No en vano el Estatuto del Consumidor (Ley 1480 de 2011) instituye en su artículo 3ro como derecho del consumidor el obtener información completa, veraz, transparente, oportuna, verificable, comprensible, precisa e idónea respecto de los productos que se ofrezcan o se pongan en circulación, así como sobre los riesgos que puedan derivarse de su consumo o utilización, los mecanismos de protección de sus derechos y las formas de ejercerlos, y esa misma normativa enseña en su artículo 5, numeral 13, que debe entenderse como publicidad engañosa aquella cuyo mensaje no corresponda a la realidad o sea insuficiente, de manera que induzca o pueda inducir en error, engaño o confusión.
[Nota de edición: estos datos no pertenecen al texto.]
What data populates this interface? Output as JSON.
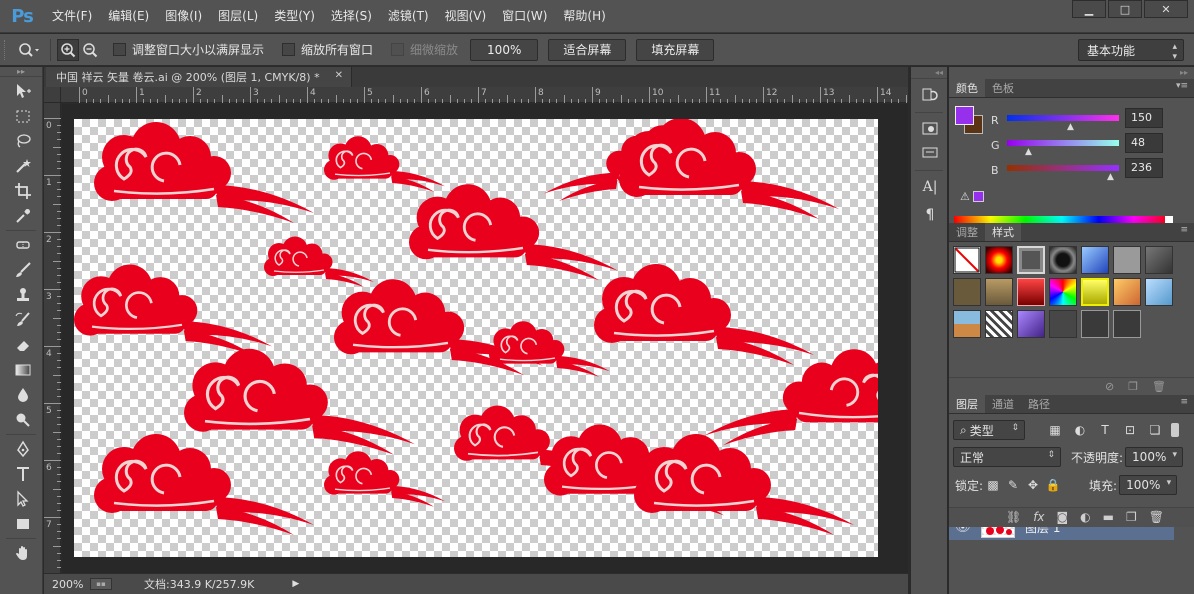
{
  "app": {
    "logo": "Ps"
  },
  "menu": [
    "文件(F)",
    "编辑(E)",
    "图像(I)",
    "图层(L)",
    "类型(Y)",
    "选择(S)",
    "滤镜(T)",
    "视图(V)",
    "窗口(W)",
    "帮助(H)"
  ],
  "window_controls": {
    "minimize": "▁",
    "maximize": "□",
    "close": "✕"
  },
  "options": {
    "resize_windows": "调整窗口大小以满屏显示",
    "zoom_all": "缩放所有窗口",
    "scrubby_zoom": "细微缩放",
    "zoom_100": "100%",
    "fit_screen": "适合屏幕",
    "fill_screen": "填充屏幕",
    "workspace": "基本功能"
  },
  "document": {
    "tab_title": "中国 祥云 矢量 卷云.ai @ 200% (图层 1, CMYK/8) *",
    "zoom": "200%",
    "doc_size": "文档:343.9 K/257.9K"
  },
  "rulers": {
    "h": [
      "0",
      "1",
      "2",
      "3",
      "4",
      "5",
      "6",
      "7",
      "8",
      "9",
      "10",
      "11",
      "12",
      "13",
      "14"
    ],
    "v": [
      "0",
      "1",
      "2",
      "3",
      "4",
      "5",
      "6",
      "7"
    ]
  },
  "color_panel": {
    "tabs": [
      "颜色",
      "色板"
    ],
    "fg_color": "#9630ec",
    "bg_color": "#5a3414",
    "r_label": "R",
    "g_label": "G",
    "b_label": "B",
    "r": "150",
    "g": "48",
    "b": "236"
  },
  "styles_panel": {
    "tabs": [
      "调整",
      "样式"
    ]
  },
  "layers_panel": {
    "tabs": [
      "图层",
      "通道",
      "路径"
    ],
    "filter": "类型",
    "blend_mode": "正常",
    "opacity_label": "不透明度:",
    "opacity": "100%",
    "lock_label": "锁定:",
    "fill_label": "填充:",
    "fill": "100%",
    "layer_name": "图层 1"
  },
  "cloud_color": "#e8001c"
}
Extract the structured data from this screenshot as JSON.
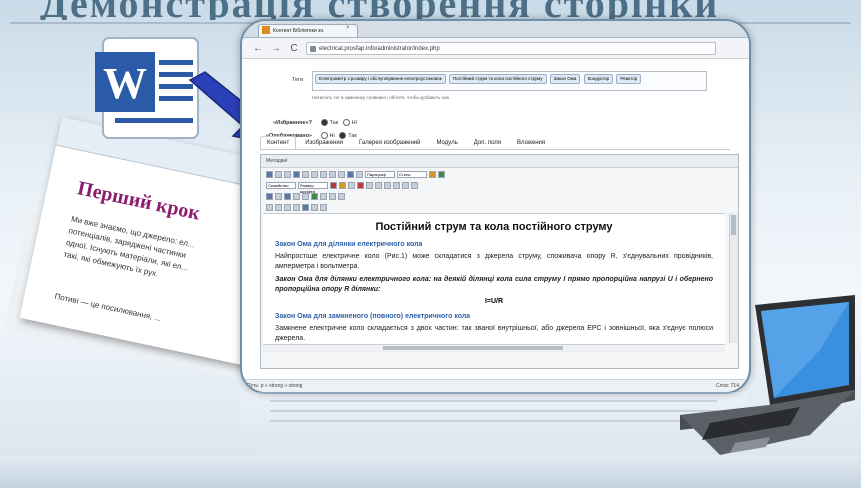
{
  "slide": {
    "title_ghost": "Демонстрація створення сторінки"
  },
  "word_doc": {
    "heading": "Перший крок",
    "lines": [
      "Ми вже знаємо, що джерело: ел...",
      "потенціалів, заряджені частинки",
      "одної. Існують матеріали, які ел...",
      "такі, які обмежують їх рух."
    ],
    "footer_line": "Потиві — це посилювання, ..."
  },
  "browser": {
    "tab_title": "Контент Бібліотеки зн.",
    "tab_close": "×",
    "back": "←",
    "forward": "→",
    "reload": "C",
    "url": "electrical.prosfap.info/administrator/index.php",
    "tags_label": "Теги",
    "tags": [
      "Електрометр з розміру і обслуговування електроустановок",
      "Постійний струм та кола постійного струму",
      "Закон Ома",
      "Кондуктор",
      "Реактор"
    ],
    "tags_hint": "Натисніть тег в заміннику словника і обітите, чтобы добавить нов",
    "featured": {
      "label": "«Избранное»?",
      "yes": "Так",
      "no": "Ні"
    },
    "published": {
      "label": "«Опубликовано»",
      "yes": "Так",
      "no": "Ні"
    },
    "content_tabs": [
      "Контент",
      "Изображения",
      "Галерея изображений",
      "Модуль",
      "Доп. поля",
      "Вложения"
    ],
    "editor_caption": "Метадані",
    "toolbar_selects": [
      "Параграф",
      "Стили",
      "Семейство",
      "Размер шрифта"
    ],
    "content_title": "Постійний струм та кола постійного струму",
    "sections": [
      {
        "heading": "Закон Ома для ділянки електричного кола",
        "paragraph": "Найпростіше електричне коло (Рис.1) може складатися з джерела струму, споживача опору R, з'єднувальних провідників, амперметра і вольтметра.",
        "law": "Закон Ома для ділянки електричного кола: на деякій ділянці кола сила струму І прямо пропорційна напрузі U і обернено пропорційна опору R ділянки:",
        "formula": "I=U/R"
      },
      {
        "heading": "Закон Ома для замкненого (повного) електричного кола",
        "paragraph": "Замкнене електричне коло складається з двох частин: так званої внутрішньої, або джерела ЕРС і зовнішньої, яка з'єднує полюси джерела."
      }
    ],
    "status_path": "Путь: p » strong » strong",
    "status_count": "Слов: 714"
  },
  "colors": {
    "accent_blue": "#2e5fa8",
    "word_heading": "#8b1c6f",
    "arrow": "#2a3fb8",
    "background": "#e7eff6"
  },
  "icons": [
    "word-logo-icon",
    "arrow-icon",
    "laptop-icon",
    "lock-icon",
    "favicon-icon"
  ]
}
Por ende, siendo que recientemente el Acto Legislativo No. 2 de 2015 creó la Comisión Nacional de Disciplina Judicial que seguirá disciplinando a los abogados hasta tanto, en la Ley Estatutaria a tramitarse, se defina si dicha función se traslada a los colegios de abogados (y/o es compartida entre éstos y la mentada Comisión ya que podría ser el colegio primera instancia y la Comisión de Disciplina Judicial tribunal de apelaciones), se hace necesario que se ponga orden en el Palacio de Temis adelantando las actuaciones que se hagan necesarias para ponerle coto a la ilegalidad, y en dicho control también puede ejercer competencia la Superintendencia de Industria y Comercio por intermedio de su Red de Protección al Consumidor, en relación con las personas jurídicas que vienen ofreciendo servicios legales con base en tales mensajes engañosos.
Sirva pues mi carta abierta para los fines arriba indicados, habida cuenta que la ética y el derecho van en una misma dirección.